Personal information
- Full name: Daniel Francisco Tissavak Véliz
- Date of birth: 9 May 1975 (age 50)
- Place of birth: Santiago, Chile
- Position: Midfielder

Youth career
- Universidad de Chile

Senior career*
- Years: Team / Apps / (Gls)
- Universidad de Chile
- Deportes La Serena
- 1996: Unión Santa Cruz
- 1997: San Luis
- 1998: Unión La Calera
- PSDS Deli Serdang
- Persma Manado
- PSMS Medan

International career
- 1991: Chile U17 / 7 / (1)

= Daniel Tissavak =

Chilean footballer

Daniel Francisco Tissavak Véliz (born 9 May 1975) is a Chilean former professional footballer who played as a midfielder for clubs in Chile and Indonesia.

==Club career==
A playmaker, Tissavak is a product of Universidad de Chile youth system, where he coincided with Marcelo Salas as fellow and Manuel Rodríguez Vega as coach. In his homeland, he also played for Deportes La Serena, Unión Santa Cruz, San Luis. and Unión La Calera.

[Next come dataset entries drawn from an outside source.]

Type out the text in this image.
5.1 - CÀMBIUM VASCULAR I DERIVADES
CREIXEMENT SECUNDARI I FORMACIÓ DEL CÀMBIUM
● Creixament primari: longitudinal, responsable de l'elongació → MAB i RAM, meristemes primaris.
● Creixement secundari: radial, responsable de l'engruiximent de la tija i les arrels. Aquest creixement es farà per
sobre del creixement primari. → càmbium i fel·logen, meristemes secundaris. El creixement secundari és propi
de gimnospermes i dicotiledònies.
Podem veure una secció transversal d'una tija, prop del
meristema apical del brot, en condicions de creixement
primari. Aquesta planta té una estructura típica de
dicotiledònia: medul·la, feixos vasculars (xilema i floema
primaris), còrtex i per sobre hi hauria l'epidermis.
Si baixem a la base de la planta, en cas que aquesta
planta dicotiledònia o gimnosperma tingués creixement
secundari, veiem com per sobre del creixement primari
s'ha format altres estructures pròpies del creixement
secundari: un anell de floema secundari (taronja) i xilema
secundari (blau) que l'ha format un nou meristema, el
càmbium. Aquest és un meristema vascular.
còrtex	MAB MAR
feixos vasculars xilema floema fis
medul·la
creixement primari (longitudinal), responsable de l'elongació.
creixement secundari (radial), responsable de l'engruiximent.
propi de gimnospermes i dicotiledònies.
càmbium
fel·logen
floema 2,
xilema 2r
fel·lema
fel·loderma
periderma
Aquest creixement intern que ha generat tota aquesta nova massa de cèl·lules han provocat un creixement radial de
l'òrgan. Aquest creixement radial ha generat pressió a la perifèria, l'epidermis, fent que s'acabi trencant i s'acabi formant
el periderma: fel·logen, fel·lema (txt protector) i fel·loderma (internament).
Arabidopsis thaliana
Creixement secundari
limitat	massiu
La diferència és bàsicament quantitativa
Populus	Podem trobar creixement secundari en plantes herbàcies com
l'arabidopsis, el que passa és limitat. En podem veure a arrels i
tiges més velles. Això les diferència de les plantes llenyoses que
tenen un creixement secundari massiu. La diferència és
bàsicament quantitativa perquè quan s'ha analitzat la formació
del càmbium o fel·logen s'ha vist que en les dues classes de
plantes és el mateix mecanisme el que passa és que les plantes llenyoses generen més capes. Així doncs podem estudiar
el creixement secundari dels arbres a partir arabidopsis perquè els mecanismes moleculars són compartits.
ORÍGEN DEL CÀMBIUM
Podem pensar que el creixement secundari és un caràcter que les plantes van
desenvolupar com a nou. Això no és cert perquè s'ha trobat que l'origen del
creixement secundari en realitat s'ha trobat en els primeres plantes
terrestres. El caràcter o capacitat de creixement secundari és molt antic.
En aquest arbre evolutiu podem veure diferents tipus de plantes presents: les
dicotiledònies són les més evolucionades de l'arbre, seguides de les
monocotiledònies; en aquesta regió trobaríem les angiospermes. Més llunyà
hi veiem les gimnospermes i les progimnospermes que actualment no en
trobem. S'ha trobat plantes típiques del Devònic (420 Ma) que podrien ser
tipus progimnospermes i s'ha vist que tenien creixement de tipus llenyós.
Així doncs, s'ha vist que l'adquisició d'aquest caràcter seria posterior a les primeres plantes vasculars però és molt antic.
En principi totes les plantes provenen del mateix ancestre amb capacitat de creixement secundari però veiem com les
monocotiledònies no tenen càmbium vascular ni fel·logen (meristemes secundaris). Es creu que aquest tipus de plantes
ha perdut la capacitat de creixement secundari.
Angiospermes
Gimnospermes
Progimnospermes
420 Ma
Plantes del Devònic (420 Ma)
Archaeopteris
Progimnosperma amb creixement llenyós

After he moved abroad and spent about four years in the Indonesian football, playing for PSDS Deli Serdang, Persma Manado and PSMS Medan.

==International career==
Tissavak represented Chile at under-17 level in the 1991 South American Championship alongside well-known players such as Marcelo Salas, Clarence Acuña and Álex Varas. He scored the goal in the 1–0 win against Venezuela.

==Personal life==
As a football player, he was compared to Diego Maradona by his resemblance and playing style.

Following his retirement as a player, he returned to his homeland and joined Gerdau Aza, a steel company, as a machine operator.